The Trust publishes The Griffin, a quarterly magazine, and has published several books on the subject of Nova Scotia's built heritage.

== Morris House ==
Morris House is a 21/2 storey, Georgian-style building of wooden construction built in 1764 and shortly thereafter sold to Charles Morris, the first Surveyor General of Nova Scotia, who used it as his office. Morris House was slated for demolition in 2009. The Heritage Trust of Nova Scotia purchased Morris House and in 2013 transported the structure from its original site at 1237 Hollis Street to a new site at 2500 Creighton Street. Exterior renovations were largely complete as of 2014. Interior renovations were delayed due to disagreements over a preservation strategy, and began in earnest in 2017 after the decision was made to preserve the original interior walls behind plasterboard. In 2020, Morris House was released to St. Paul's Home, a youth housing program.

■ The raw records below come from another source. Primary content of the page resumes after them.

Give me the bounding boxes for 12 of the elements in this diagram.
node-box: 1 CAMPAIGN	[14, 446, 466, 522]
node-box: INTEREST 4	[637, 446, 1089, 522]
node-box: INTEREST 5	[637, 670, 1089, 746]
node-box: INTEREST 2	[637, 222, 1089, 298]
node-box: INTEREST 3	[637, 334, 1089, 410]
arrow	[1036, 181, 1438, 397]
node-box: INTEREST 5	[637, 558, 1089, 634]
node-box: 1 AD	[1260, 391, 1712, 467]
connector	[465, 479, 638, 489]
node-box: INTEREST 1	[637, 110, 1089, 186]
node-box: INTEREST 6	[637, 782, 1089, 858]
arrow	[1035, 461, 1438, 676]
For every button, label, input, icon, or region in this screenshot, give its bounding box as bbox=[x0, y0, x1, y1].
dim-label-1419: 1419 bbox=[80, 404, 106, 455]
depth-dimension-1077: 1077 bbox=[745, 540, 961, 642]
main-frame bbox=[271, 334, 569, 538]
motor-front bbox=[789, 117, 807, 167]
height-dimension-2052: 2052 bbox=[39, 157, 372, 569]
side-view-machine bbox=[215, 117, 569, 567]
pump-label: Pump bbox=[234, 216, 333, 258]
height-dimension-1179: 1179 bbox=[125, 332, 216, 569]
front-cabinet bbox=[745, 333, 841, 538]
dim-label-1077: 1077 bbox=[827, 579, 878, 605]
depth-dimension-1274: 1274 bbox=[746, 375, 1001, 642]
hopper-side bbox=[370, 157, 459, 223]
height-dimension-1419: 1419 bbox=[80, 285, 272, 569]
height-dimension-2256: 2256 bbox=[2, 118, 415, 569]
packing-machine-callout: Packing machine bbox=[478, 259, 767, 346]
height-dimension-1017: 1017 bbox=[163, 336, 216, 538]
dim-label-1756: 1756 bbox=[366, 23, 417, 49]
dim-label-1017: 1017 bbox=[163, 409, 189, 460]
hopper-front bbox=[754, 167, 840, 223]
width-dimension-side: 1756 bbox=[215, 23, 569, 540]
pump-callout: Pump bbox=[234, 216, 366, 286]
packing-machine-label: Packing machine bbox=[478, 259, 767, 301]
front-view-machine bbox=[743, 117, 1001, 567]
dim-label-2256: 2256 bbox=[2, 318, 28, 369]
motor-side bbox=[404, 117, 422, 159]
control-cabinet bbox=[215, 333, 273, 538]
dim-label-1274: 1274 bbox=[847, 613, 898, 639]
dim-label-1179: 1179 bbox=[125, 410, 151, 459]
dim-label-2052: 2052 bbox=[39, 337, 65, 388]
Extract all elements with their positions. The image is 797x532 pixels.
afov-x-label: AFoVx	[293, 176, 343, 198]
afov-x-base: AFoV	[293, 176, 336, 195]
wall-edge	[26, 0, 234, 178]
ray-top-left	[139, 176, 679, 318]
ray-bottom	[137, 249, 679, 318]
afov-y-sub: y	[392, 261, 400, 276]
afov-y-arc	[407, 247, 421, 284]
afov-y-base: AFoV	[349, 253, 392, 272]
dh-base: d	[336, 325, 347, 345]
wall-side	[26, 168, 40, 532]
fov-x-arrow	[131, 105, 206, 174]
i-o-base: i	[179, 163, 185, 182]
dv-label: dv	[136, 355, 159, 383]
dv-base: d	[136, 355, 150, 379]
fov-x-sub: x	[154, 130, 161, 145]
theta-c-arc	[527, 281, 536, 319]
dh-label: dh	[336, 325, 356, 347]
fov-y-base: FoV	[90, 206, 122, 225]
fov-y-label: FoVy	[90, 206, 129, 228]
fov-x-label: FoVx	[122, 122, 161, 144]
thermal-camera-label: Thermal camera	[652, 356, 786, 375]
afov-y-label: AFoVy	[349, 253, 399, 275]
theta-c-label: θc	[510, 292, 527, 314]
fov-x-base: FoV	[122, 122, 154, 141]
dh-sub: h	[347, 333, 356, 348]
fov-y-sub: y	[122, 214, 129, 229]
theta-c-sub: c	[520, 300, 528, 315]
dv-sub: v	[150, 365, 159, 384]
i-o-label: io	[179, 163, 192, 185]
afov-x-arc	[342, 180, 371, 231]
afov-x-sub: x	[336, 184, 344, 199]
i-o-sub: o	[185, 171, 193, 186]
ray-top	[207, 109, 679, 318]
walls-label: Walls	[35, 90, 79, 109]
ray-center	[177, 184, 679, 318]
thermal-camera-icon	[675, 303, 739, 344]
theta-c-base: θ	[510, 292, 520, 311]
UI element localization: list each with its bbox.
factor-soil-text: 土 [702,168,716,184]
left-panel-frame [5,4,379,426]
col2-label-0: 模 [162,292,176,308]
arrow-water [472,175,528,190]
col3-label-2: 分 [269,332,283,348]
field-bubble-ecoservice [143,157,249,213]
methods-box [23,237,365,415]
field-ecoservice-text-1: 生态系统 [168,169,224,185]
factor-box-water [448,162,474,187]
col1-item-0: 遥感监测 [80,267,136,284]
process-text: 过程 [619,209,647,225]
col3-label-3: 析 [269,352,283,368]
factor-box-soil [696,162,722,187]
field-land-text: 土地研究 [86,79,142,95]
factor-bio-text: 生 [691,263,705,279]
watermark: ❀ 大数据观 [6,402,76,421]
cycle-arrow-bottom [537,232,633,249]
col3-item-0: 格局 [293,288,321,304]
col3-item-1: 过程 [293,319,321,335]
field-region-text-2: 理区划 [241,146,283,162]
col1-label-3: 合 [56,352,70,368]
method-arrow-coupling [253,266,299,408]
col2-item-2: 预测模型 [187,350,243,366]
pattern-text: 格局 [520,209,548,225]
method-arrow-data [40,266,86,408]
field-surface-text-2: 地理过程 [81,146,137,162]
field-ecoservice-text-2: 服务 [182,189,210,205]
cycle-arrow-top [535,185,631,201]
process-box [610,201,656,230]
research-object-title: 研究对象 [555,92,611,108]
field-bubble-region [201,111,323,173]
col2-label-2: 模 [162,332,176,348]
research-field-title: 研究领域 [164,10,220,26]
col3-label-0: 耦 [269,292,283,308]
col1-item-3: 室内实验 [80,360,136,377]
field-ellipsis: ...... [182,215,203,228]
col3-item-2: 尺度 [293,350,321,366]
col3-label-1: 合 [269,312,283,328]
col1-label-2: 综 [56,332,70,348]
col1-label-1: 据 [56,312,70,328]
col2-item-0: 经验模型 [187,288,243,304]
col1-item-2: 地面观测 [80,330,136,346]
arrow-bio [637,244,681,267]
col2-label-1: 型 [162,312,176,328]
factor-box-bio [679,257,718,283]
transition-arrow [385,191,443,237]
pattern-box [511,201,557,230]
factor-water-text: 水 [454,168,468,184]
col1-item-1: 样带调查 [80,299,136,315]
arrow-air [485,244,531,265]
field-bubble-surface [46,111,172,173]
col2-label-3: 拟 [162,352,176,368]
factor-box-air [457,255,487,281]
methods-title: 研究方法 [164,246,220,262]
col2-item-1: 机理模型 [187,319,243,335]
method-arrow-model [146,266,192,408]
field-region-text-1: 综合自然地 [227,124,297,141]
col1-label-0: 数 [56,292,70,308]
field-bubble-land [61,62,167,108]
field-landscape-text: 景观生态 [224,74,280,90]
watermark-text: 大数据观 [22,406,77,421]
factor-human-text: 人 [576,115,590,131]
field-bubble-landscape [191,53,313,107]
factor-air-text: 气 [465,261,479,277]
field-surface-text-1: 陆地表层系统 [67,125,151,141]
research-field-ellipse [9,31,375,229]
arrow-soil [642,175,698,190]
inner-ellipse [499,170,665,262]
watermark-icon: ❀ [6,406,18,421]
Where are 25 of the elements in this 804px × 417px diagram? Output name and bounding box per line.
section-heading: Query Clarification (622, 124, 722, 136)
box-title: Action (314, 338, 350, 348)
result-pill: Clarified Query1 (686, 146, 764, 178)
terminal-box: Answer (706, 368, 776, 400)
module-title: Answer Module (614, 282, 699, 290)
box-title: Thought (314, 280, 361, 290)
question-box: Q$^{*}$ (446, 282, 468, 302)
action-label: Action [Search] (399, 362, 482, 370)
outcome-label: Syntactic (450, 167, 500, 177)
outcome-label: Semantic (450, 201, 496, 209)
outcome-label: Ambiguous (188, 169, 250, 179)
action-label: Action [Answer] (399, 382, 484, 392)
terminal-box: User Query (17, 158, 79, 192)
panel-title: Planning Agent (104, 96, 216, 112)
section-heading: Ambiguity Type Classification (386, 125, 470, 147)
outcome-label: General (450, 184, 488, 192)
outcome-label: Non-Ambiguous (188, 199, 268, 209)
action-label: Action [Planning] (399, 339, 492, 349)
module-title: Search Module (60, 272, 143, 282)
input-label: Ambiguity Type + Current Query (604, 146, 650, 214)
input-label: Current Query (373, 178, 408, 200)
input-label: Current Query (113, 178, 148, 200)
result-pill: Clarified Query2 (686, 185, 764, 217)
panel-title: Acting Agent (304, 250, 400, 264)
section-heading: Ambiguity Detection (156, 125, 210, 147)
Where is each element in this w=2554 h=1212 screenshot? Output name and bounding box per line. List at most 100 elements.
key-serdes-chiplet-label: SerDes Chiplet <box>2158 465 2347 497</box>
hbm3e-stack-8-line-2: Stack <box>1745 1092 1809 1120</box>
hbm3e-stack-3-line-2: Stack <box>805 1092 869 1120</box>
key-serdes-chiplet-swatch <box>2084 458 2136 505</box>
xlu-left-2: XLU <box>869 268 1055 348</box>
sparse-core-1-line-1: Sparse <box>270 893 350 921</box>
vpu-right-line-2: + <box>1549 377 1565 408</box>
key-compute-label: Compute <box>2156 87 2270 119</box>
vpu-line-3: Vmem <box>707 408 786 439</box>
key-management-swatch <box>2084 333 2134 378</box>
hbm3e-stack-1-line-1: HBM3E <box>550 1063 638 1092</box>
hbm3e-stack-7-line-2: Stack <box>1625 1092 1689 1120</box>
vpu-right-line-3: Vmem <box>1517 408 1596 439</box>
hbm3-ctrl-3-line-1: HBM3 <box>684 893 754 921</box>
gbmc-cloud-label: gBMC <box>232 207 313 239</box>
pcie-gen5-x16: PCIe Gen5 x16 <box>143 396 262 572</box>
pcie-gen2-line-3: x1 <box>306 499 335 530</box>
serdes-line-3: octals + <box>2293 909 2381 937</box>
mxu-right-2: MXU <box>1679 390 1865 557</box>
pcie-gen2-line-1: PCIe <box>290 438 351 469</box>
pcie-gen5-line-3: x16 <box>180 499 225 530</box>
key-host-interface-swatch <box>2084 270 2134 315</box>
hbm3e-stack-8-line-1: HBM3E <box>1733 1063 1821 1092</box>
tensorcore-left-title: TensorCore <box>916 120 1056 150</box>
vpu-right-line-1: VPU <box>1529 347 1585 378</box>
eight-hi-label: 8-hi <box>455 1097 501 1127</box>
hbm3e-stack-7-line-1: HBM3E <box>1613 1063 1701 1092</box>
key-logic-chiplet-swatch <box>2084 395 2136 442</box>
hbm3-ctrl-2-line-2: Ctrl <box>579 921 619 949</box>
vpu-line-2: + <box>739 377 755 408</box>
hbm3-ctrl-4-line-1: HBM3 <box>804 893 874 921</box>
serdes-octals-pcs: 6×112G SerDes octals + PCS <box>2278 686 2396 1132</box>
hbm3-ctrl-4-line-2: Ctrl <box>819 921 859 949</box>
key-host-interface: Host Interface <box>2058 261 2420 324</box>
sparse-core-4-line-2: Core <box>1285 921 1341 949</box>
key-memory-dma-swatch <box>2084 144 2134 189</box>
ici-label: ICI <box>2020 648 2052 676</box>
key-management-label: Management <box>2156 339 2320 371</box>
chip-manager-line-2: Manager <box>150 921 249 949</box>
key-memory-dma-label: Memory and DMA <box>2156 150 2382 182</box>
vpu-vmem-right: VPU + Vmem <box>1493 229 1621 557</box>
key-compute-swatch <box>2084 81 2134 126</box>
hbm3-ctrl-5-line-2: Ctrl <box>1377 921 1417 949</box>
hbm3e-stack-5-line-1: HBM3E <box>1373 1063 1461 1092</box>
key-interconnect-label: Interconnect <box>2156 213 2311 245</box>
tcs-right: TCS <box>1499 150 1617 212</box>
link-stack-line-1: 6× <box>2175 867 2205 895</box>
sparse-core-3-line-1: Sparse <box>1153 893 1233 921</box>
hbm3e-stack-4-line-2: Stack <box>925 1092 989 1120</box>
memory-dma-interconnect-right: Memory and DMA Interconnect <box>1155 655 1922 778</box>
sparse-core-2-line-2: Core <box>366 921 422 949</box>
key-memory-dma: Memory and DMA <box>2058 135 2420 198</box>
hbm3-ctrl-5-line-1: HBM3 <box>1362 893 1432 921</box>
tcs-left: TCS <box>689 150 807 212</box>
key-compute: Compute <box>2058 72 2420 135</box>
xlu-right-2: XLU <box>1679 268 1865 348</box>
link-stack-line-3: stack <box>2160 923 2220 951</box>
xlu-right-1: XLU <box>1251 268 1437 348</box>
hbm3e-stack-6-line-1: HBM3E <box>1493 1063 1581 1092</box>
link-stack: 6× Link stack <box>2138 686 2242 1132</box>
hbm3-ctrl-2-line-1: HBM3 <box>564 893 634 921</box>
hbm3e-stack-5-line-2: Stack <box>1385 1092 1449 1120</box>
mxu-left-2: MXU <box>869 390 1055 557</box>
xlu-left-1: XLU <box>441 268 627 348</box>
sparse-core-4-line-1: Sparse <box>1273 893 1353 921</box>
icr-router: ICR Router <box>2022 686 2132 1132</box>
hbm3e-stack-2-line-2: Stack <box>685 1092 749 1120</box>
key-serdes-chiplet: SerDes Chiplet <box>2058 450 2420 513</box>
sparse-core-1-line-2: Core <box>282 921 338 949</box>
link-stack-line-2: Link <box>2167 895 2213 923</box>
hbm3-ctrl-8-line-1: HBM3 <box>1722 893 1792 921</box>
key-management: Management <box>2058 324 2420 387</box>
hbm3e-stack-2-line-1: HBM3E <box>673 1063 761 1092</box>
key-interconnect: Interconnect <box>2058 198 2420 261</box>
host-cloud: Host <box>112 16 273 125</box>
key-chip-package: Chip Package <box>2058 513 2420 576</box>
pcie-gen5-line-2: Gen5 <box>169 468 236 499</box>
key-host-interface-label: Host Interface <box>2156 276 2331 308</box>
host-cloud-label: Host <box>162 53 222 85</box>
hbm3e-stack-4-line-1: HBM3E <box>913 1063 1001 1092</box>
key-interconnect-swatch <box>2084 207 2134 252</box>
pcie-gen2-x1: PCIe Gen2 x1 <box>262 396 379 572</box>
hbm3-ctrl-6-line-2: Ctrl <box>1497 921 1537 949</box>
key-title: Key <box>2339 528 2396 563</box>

== Former St. Patrick's Rectory ==
The former St. Patrick's Rectory building is a 21/2 storey, Victorian Gothic building of brick construction built in 1889 to serve as a rectory for the neighbouring St. Patrick's Church. In July 2019, the Trust appealed a decision by Halifax and West Community Council to approve a nine-storey addition to the building. On 1 June 2020, the Nova Scotia Utility and Review Board upheld the council's decision.